The top 2012 teen books were announced today.  They are:

The Printz Award (top fiction):  IN DARKNESS  by Nick Lake Only the darkness is real. And the hunger. When a Haitian boy called 'Shorty' gets trapped in a hospital after an earthquake, he searches for food and water, trying to ignore all the dead bodies. Darkness is all that's there...until a former slave and revolutionary leader contacts the boy, closing a 200-year gap. The former slave died in darkness; is 'Shorty' destined to follow suit?
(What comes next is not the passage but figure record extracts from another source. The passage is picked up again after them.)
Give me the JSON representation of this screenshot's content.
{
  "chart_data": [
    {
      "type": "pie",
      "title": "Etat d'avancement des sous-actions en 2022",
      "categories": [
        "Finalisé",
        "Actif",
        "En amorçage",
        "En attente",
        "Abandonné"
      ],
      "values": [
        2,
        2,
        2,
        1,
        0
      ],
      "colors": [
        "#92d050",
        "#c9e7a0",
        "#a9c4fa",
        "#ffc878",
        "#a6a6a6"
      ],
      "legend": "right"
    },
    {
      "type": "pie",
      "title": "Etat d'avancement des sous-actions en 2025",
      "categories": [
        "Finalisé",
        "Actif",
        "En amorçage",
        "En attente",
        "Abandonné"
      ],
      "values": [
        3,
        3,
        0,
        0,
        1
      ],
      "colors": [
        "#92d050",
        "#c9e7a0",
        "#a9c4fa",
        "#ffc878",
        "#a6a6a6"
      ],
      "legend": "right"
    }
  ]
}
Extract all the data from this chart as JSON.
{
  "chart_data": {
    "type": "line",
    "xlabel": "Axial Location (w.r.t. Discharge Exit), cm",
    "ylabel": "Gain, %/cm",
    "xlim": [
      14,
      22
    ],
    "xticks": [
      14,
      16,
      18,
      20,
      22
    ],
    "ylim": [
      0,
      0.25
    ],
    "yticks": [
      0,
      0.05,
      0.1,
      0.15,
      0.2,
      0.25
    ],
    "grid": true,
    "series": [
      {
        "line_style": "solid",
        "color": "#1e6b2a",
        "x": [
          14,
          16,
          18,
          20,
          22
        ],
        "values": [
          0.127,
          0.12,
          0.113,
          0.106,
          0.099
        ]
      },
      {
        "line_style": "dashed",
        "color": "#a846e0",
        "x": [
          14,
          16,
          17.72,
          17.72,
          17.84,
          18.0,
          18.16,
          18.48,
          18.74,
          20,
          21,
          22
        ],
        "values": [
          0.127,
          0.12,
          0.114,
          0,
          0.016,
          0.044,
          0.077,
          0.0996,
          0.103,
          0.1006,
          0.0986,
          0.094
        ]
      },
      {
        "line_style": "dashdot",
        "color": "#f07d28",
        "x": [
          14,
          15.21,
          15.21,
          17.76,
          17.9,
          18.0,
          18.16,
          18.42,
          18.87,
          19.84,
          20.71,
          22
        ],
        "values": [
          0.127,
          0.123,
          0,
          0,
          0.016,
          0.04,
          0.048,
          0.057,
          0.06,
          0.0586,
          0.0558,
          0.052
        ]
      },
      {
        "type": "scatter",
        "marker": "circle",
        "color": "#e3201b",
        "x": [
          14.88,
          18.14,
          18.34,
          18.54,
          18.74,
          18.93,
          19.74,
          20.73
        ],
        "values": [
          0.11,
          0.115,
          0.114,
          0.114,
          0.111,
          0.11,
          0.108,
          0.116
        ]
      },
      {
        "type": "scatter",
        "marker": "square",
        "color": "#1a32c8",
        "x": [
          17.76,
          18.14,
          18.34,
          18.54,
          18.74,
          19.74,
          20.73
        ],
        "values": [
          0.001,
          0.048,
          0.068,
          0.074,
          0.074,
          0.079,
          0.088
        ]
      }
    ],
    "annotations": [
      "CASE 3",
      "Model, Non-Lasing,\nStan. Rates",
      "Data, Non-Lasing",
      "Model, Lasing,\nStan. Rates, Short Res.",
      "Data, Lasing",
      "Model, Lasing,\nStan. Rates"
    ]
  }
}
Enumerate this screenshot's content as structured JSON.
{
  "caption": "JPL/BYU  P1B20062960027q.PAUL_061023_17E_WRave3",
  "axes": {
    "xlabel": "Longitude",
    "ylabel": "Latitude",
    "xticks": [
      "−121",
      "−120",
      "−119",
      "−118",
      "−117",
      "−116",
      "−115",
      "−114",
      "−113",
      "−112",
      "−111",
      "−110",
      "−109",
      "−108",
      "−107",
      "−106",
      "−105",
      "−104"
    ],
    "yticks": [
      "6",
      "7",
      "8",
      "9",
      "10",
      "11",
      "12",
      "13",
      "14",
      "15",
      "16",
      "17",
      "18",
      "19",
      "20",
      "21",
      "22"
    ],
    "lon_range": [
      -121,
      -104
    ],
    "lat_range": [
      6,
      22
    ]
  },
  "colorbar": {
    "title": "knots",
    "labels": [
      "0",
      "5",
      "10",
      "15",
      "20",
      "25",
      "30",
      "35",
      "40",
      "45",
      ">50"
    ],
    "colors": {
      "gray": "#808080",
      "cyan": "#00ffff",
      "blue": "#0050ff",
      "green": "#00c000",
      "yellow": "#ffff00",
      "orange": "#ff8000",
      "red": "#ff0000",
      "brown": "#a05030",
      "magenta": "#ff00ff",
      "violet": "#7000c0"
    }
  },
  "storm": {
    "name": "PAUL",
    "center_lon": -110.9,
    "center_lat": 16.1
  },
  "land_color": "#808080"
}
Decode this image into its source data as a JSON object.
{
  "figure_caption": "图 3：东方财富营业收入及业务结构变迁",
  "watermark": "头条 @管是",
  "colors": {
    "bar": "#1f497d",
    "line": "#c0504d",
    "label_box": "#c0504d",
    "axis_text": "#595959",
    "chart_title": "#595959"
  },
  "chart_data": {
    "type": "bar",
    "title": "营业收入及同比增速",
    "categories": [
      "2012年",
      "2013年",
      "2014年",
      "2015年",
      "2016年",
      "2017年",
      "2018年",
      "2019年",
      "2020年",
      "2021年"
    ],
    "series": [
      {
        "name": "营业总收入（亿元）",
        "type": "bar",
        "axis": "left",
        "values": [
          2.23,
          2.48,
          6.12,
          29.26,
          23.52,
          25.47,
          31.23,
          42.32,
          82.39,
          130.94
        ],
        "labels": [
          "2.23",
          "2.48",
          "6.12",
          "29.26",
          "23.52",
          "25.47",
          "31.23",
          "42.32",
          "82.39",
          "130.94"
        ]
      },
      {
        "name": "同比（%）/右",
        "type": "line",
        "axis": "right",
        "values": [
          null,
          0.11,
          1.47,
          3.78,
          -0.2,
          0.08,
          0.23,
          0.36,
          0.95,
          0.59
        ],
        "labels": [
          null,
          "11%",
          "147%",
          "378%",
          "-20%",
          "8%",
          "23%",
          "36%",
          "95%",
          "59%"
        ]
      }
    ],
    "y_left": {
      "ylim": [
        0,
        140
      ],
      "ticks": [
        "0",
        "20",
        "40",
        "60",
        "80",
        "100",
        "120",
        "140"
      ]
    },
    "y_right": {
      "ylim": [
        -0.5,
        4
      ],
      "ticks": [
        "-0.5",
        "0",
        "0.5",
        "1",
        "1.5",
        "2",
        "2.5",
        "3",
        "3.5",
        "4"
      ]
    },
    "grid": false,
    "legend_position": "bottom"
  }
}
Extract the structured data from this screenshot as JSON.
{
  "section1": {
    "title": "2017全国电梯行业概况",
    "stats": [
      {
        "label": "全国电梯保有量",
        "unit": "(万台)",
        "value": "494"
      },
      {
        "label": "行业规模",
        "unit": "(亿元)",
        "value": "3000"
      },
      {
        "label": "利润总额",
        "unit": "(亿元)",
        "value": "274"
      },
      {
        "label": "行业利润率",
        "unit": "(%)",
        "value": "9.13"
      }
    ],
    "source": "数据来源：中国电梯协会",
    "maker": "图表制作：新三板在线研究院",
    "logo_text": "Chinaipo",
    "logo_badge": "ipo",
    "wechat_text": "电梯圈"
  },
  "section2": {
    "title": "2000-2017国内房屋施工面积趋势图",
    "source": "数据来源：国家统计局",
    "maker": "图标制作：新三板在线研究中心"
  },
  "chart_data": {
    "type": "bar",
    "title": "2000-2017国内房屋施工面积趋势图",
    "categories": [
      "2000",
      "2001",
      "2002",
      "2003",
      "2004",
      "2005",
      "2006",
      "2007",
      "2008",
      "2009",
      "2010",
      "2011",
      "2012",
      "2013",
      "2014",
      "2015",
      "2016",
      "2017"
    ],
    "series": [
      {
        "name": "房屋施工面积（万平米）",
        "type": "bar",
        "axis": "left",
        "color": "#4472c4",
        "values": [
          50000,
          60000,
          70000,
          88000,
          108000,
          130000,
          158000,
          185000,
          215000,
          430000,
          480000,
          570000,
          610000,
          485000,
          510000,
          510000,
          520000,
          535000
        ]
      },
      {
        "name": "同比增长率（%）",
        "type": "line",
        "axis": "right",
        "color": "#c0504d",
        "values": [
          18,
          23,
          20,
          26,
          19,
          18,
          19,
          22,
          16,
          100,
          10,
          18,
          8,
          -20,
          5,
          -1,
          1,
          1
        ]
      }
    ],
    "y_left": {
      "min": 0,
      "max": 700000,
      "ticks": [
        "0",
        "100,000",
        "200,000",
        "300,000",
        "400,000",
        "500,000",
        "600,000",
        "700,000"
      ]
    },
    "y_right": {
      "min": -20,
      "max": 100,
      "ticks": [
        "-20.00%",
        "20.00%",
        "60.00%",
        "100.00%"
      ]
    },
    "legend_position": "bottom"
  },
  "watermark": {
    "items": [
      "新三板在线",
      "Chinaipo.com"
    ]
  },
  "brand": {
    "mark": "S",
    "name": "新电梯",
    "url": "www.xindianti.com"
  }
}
Best Teen Non-Fiction:  BOMB: The Race to Build--and Steal--The World's Most Dangerous Weapon by Steve Sheinkin While the shockwaves would come later, there were more than rumblings about the atom bomb after a German laboratory chemist discovered what made uranium atoms split in two. Witness the story of the atom bomb as Germany, the Soviet Union, the United States, and Great Britain pursued the ultimate weapon. 

Odyssey Award: Best Audiobook for teens:  THE FAULT IN OUR STARS  by John Green Hazel Grace and Augustus meet at a cancer-kids support group. Hazel's lungs are filled with tumors; Augustus is (apparently) cancer-free after a leg amputation. Their love story takes most of the book to unfold, and as it does, author Green takes us through a painfully hopeful look at living with cancer. Hazel's aching narrative goes straight to the heart. As a reader, you can sometimes distance yourself from the pain she experiences, but as a listener, you are dragged wholesale into the drama and passion that is the girl's existence. Through expert pacing, tear-filled words, breaths of pain, and angst-ridden outbursts,the narrator becomes Hazel; the listener becomes Hazel's confidante. A great audio of an excellent book.

William C. Morris Award (First-time author): Seraphina  by Rachel Hartman Although there has been peace between humans and dragons for decades, there is still great mistrust between them. This is the world that Seraphina lives in. Her only desire is to pursue her musical career. But, as the anniversary of the treaty approaches, the fragile peace is threatened and she discovers that the cost of lasting peace may be the only real friend she's ever had.